Adelaïde Charlier : Vous savez, nous avons entendu beaucoup de discours cette première semaine. Maintenant, nous voulons nous assurer que les différentes promesses, celles de la COP26 mais aussi celles de la COP21 (l'accord de Paris, visant à limiter le réchauffement planétaire entre 1,5° et 2°C), il y a 6 ans, soient réellement suivies d'actions. Ce n'est pas le cas pour le moment. On atteint un réchauffement planétaire de 2,7 degrés ! La promesse de Paris n'est pas tenue. Aujourd'hui, nous sommes dans les rues pour demander que cette promesse soit tenue à la COP26, mais aussi, pour que des actions concrètes soient proposées une fois rentrés dans nos pays.

Que retenez-vous de la première semaine de la COP26 ?

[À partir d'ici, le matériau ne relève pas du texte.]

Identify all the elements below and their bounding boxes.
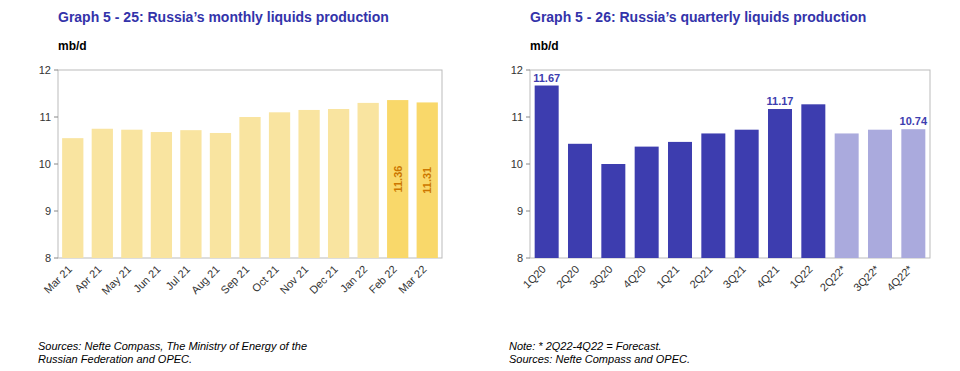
y-tick-label: 10	[511, 158, 523, 170]
x-tick-label: May 21	[99, 263, 133, 297]
bar	[387, 100, 408, 258]
y-tick-label: 9	[45, 205, 51, 217]
x-tick-label: Sep 21	[218, 263, 251, 296]
bar	[835, 133, 859, 258]
x-tick-label: Nov 21	[277, 263, 310, 296]
y-tick-label: 11	[512, 111, 523, 123]
y-tick	[526, 258, 530, 259]
title: Graph 5 - 26: Russia’s quarterly liquids…	[530, 9, 866, 25]
bar	[92, 129, 113, 258]
y-tick	[526, 117, 530, 118]
y-tick-label: 10	[39, 158, 51, 170]
data-label: 11.67	[533, 72, 560, 84]
bar	[535, 86, 559, 258]
y-tick	[54, 70, 58, 71]
plot-frame	[58, 70, 442, 258]
x-tick-label: 3Q22*	[851, 262, 882, 293]
x-tick-label: 1Q21	[654, 263, 682, 291]
data-label: 11.17	[767, 95, 794, 107]
y-tick-label: 12	[39, 64, 51, 76]
y-tick	[54, 211, 58, 212]
bar	[635, 147, 659, 258]
y-tick-label: 8	[45, 252, 51, 264]
x-tick-label: 2Q22*	[818, 262, 849, 293]
y-tick	[526, 70, 530, 71]
x-tick-label: 1Q20	[521, 263, 549, 291]
x-tick-label: 3Q20	[587, 263, 615, 291]
x-tick-label: 3Q21	[721, 263, 749, 291]
x-tick-label: 2Q20	[554, 263, 582, 291]
annotation: Note: * 2Q22-4Q22 = Forecast.Sources: Ne…	[509, 340, 690, 365]
annotation: Sources: Nefte Compass, The Ministry of …	[38, 340, 307, 365]
bar	[868, 130, 892, 258]
bar	[568, 144, 592, 258]
bars	[62, 100, 438, 258]
y-tick	[54, 258, 58, 259]
x-tick-label: Mar 22	[396, 263, 429, 296]
bar	[121, 130, 142, 258]
figure: Graph 5 - 25: Russia’s monthly liquids p…	[0, 0, 960, 371]
y-tick	[54, 117, 58, 118]
bar	[417, 102, 438, 258]
annotation-line: Note: * 2Q22-4Q22 = Forecast.	[509, 340, 662, 352]
y-tick-label: 9	[517, 205, 523, 217]
x-tick-label: Oct 21	[250, 263, 281, 294]
annotation-line: Russian Federation and OPEC.	[38, 353, 192, 365]
chart: Graph 5 - 25: Russia’s monthly liquids p…	[38, 9, 442, 365]
bars	[535, 86, 926, 258]
bar	[358, 103, 379, 258]
data-label: 11.36	[392, 166, 404, 193]
bar	[668, 142, 692, 258]
x-tick-label: 4Q22*	[884, 262, 915, 293]
data-label: 11.31	[421, 167, 433, 194]
annotation-line: Sources: Nefte Compass and OPEC.	[509, 353, 690, 365]
y-tick	[526, 211, 530, 212]
x-tick-label: Aug 21	[189, 263, 222, 296]
bar	[901, 129, 925, 258]
y-tick-label: 12	[511, 64, 523, 76]
y-tick-label: 11	[40, 111, 51, 123]
bar	[151, 132, 172, 258]
y-tick-label: 8	[517, 252, 523, 264]
x-tick-label: 4Q21	[754, 263, 782, 291]
x-tick-label: 1Q22	[787, 263, 815, 291]
bar	[801, 104, 825, 258]
title: Graph 5 - 25: Russia’s monthly liquids p…	[58, 9, 389, 25]
plot-frame	[530, 70, 930, 258]
bar	[62, 138, 83, 258]
x-tick-label: 4Q20	[621, 263, 649, 291]
bar	[180, 130, 201, 258]
y-axis-label: mb/d	[530, 39, 559, 53]
bar	[298, 110, 319, 258]
x-tick-label: Mar 21	[41, 263, 74, 296]
x-tick-label: Dec 21	[307, 263, 340, 296]
x-tick-label: 2Q21	[687, 263, 715, 291]
x-tick-label: Jun 21	[131, 263, 163, 295]
x-tick-label: Jan 22	[338, 263, 370, 295]
bar	[269, 112, 290, 258]
bar	[239, 117, 260, 258]
bar	[601, 164, 625, 258]
y-axis-label: mb/d	[58, 39, 87, 53]
x-tick-label: Feb 22	[366, 263, 399, 296]
y-tick	[526, 164, 530, 165]
x-tick-label: Apr 21	[72, 263, 103, 294]
y-tick	[54, 164, 58, 165]
chart: Graph 5 - 26: Russia’s quarterly liquids…	[509, 9, 930, 365]
bar	[768, 109, 792, 258]
annotation-line: Sources: Nefte Compass, The Ministry of …	[38, 340, 307, 352]
bar	[735, 130, 759, 258]
data-label: 10.74	[900, 115, 928, 127]
bar	[701, 133, 725, 258]
bar	[328, 109, 349, 258]
bar	[210, 133, 231, 258]
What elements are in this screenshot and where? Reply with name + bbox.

Il y a quand même des actions dans le bon sens. Après j'attends par exemple de mon pays, la Belgique, un alignement sur des pays plus ambitieux. La Belgique a fait un beau discours en disant que nous étions l'un des leaders du monde. En attendant, nous ne faisons pas partie de ces leaders des Nations unies qui veulent avoir plus d'ambition et qui poussent pour qu'on aille plus loin. Certains font mieux que d'autres mais un rapport de différents scientifiques, que j'ai regardé il y a quelques jours, explique qu'aucun des pays dans le monde aujourd'hui n'est en ligne avec l'accord de Paris.

L'accord de Paris a 6 ans, nous en sommes toujours aux discussions ici, à la COP26. N'est-ce pas un peu décourageant pour vous?

Cela peut être très décourageant, mais je garde espoir quand je vois la mobilisation des citoyens. De plus en plus de citoyens commencent à trouver des alternatives, des moyens de vivre différemment pour respecter le monde dans lequel on vit. J'ai beaucoup d'espoir envers les citoyens et surtout les mobilisations massives. Je vois de réels changements autour de moi, mais ce n'est pas à cause des engagements politiques, c'est grâce aux engagements des citoyens. Donc aujourd'hui, je suis persuadée que le mouvement qu'on a lancé permet de mettre la pression sur les politiciens, mais il permet surtout aux citoyens de s'engager pour initier le changement, déjà de notre côté. Et on espère que les politiciens vont suivre.